Industrie-Blätter., 1891, Nr. 21, S. 163-164; [186]-187

[Industrie-Blätter. 1891, Nr. 21, S.163-164; [186]-187 Der ...]

Industrie-Blätter. 1891, Nr. 21, S.163-164; [186]-187

Der Schnellseher.

Die Zeitungen haben in letzterer Zeit häufig kurze Mittheilungen über den neuen tragbaren Schnellseher-Apparat des Herrn Ottomar Anschütz und dessen Vorführung vor den Kaiserlichen Majestäten gebracht. Diese Mittheilungen waren aber nicht im Stande, eine bestimmte Vorstellung des Apparates zu geben; deshalb ist eine genauere Schilderung, welche der Schl. Ztg. entlehnt, wohl nicht ohne Interesse.
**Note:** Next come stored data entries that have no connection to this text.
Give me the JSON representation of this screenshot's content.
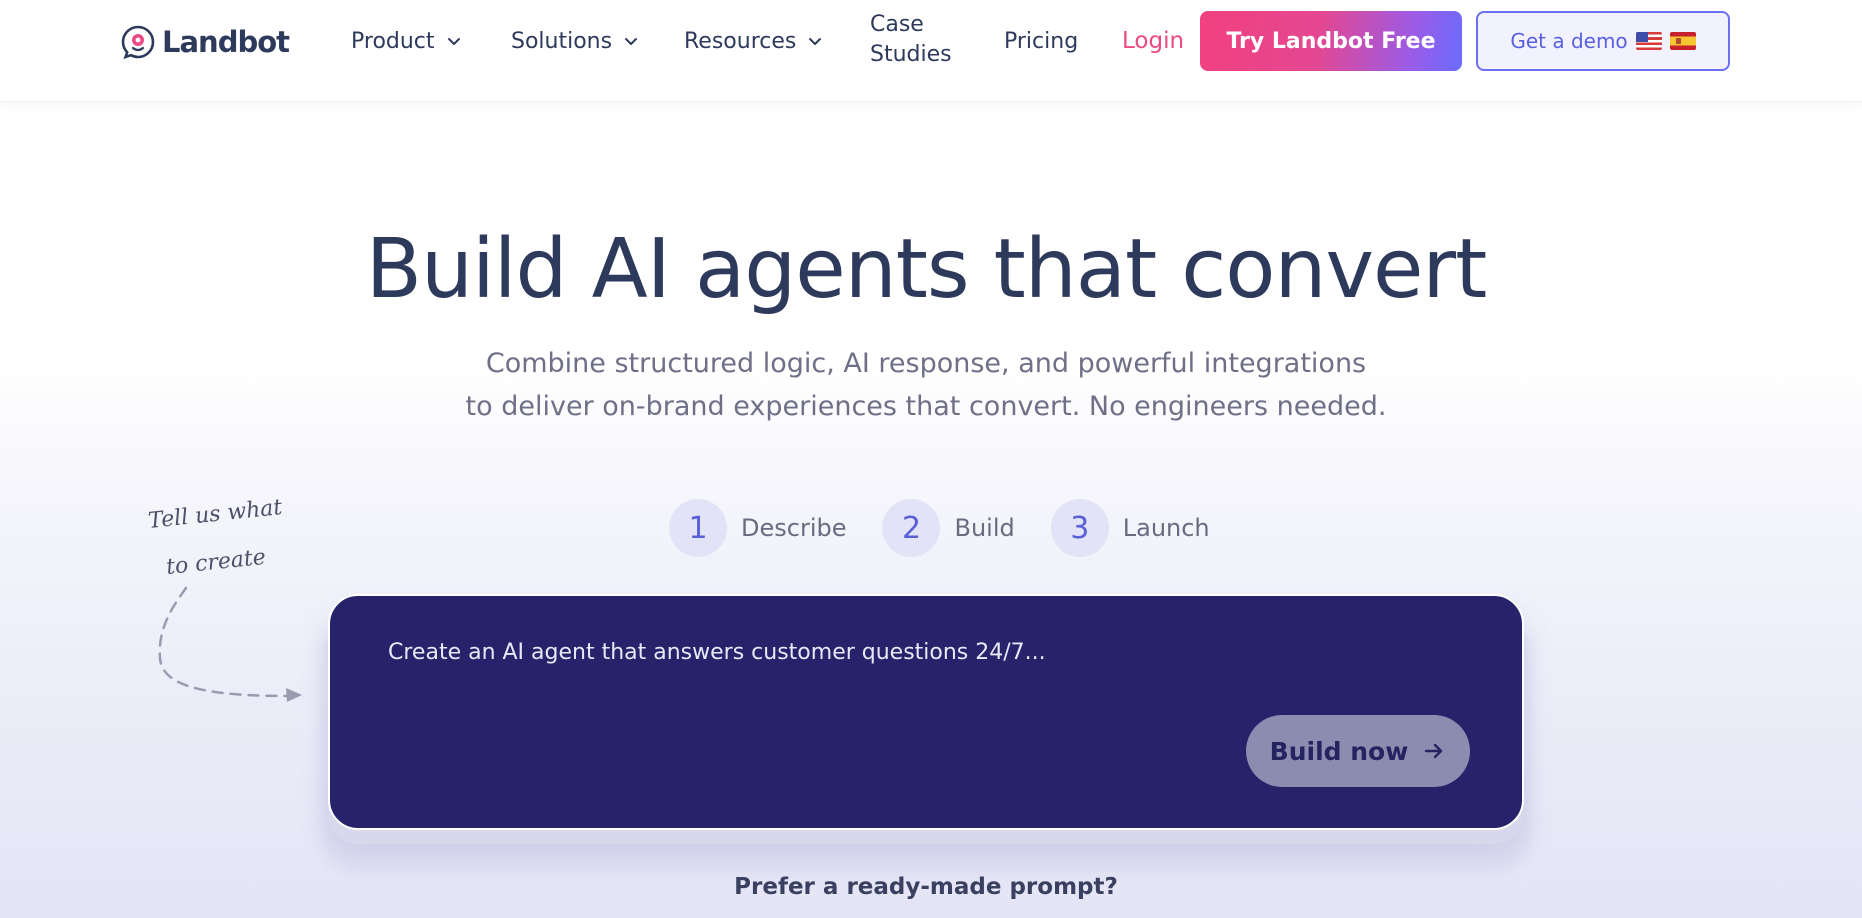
{
  "header": {
    "logo_text": "Landbot",
    "nav": [
      {
        "label": "Product",
        "has_dropdown": true
      },
      {
        "label": "Solutions",
        "has_dropdown": true
      },
      {
        "label": "Resources",
        "has_dropdown": true
      }
    ],
    "case_studies_line1": "Case",
    "case_studies_line2": "Studies",
    "pricing": "Pricing",
    "login": "Login",
    "try_button": "Try Landbot Free",
    "demo_button": "Get a demo",
    "flags": [
      "flag-us-icon",
      "flag-es-icon"
    ]
  },
  "hero": {
    "title": "Build AI agents that convert",
    "subtitle_line1": "Combine structured logic, AI response, and powerful integrations",
    "subtitle_line2": "to deliver on-brand experiences that convert. No engineers needed."
  },
  "steps": [
    {
      "number": "1",
      "label": "Describe"
    },
    {
      "number": "2",
      "label": "Build"
    },
    {
      "number": "3",
      "label": "Launch"
    }
  ],
  "hand_note": {
    "line1": "Tell us what",
    "line2": "to create"
  },
  "prompt": {
    "placeholder": "Create an AI agent that answers customer questions 24/7...",
    "build_button": "Build now"
  },
  "ready_made": "Prefer a ready-made prompt?",
  "colors": {
    "primary_text": "#2e3a5c",
    "login_pink": "#ec4a84",
    "prompt_bg": "#26236a",
    "accent_blue": "#5a5fe0"
  }
}
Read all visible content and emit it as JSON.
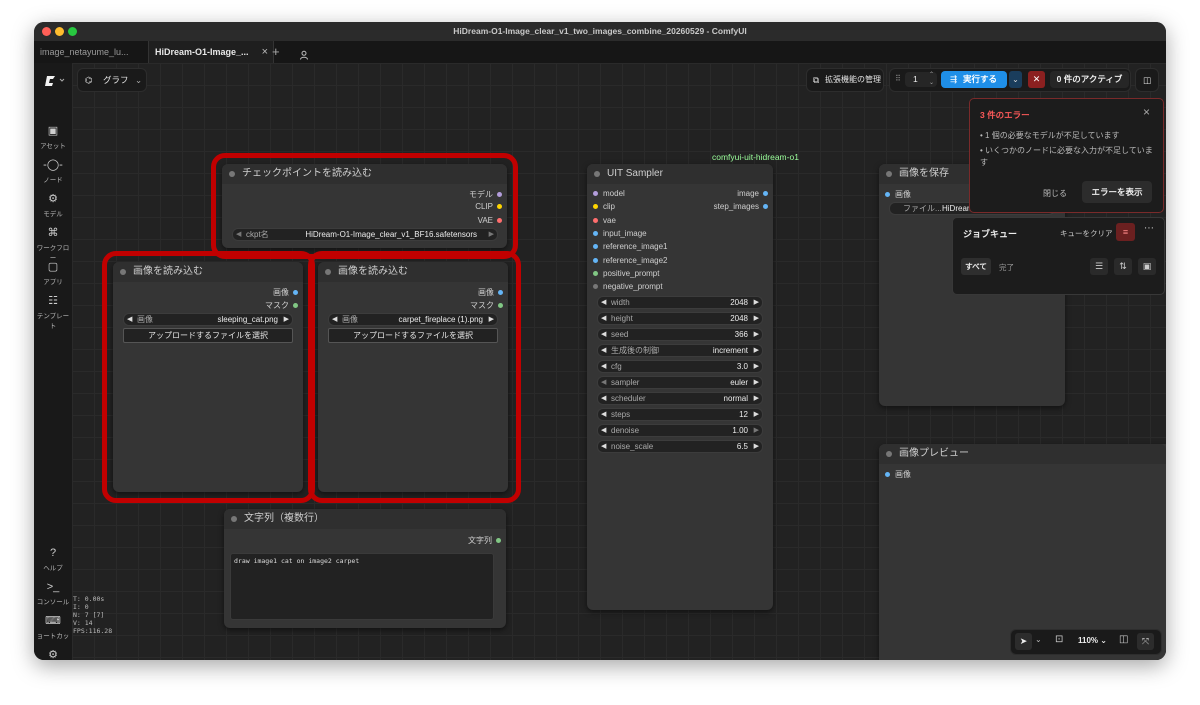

Der Anschütz'sche Schnellseher, in seiner anfänglichen, wie in seiner vervollkommneten Form, ist ein Apparat, durch den es möglich ist, rasche Bewegungen aller Gegenstände in den photographischen Bildern derselben sich vollziehen zu sehen und dabei zugleich sie beliebig in allen einzelnen Momenten der dargestellten Bewegung und Handlung so genau zu beobachten, wie es uns in der Wirklichkeit die Natur unseres Auges nicht gestattet. Einen Vorläufer, dessen Herstellung und Leistungen dasselbe Princip wie dem Schnellseher zum Grunde liegt, hat letzterer in dem bekannten Kinderspielzeug "Lebensrad" gehabt. Die Wirkung beider beruht in der Eigenthümlichkeit unserer Augen, Lichteindrücke von höchster Schnelligkeit in sich aufzunehmen, aber nicht, sich ebenso schnell davon zu befreien. Die einmal von einer Erscheinung afficirten Sehnerven bleiben noch für eine Zeitlang im Zustande der Erregung. Dadurch dünkt ihnen der aufgefasste Vorgang länger zu dauern, als er in Wirklichkeit währt; wie schon die vor unsern Augen im Kreise geschwungene Kohle als eine feuerige Kreislinie, der springende Funken des Blitzes als eine blendend helle Zickzacklinie etc. erscheint. Lässt man in schnellster Aufeinanderfolge elektrische Funken, wie sie unsere Apparate in Dauer von Zehntausendstel einer Secunde erzeugen, aufleuchten, so wird man in Folge jener Eigenschaft des Auges nur einen Funken zu sehen vermeinen. Dasselbe geschieht, wenn die Netzhaut in grosser Schnelligkeit die Lichteindrücke von an ihr vorübereilenden Bildern empfängt, wie durch das Hineinblicken in die schmalen Lichtspalten der Trommel des sog. "Lebensrades" die Eindrücke der gegenüber diesen Spalten befindlichen Bilder, der Momente einer Bewegung. Indem sich immer wieder das Bild des nächstfolgenden Momentes durch die Spalte zeigt, welche - Dank der Schnelligkeit der Umdrehung - stets dieselbe und eine feststehende zu sein scheint, glaubt das Auge die ganze Folge von Einzelbewegungen auf derselben Stelle durch denselben Gegenstand ausführen zu sehen. Blickt man, statt durch die Spalte, von oben her in die schnell gedrehte Trommel hinein, so sieht man kein Einzelbild, sondern nur ein allgemeines schattenhaftes Grau.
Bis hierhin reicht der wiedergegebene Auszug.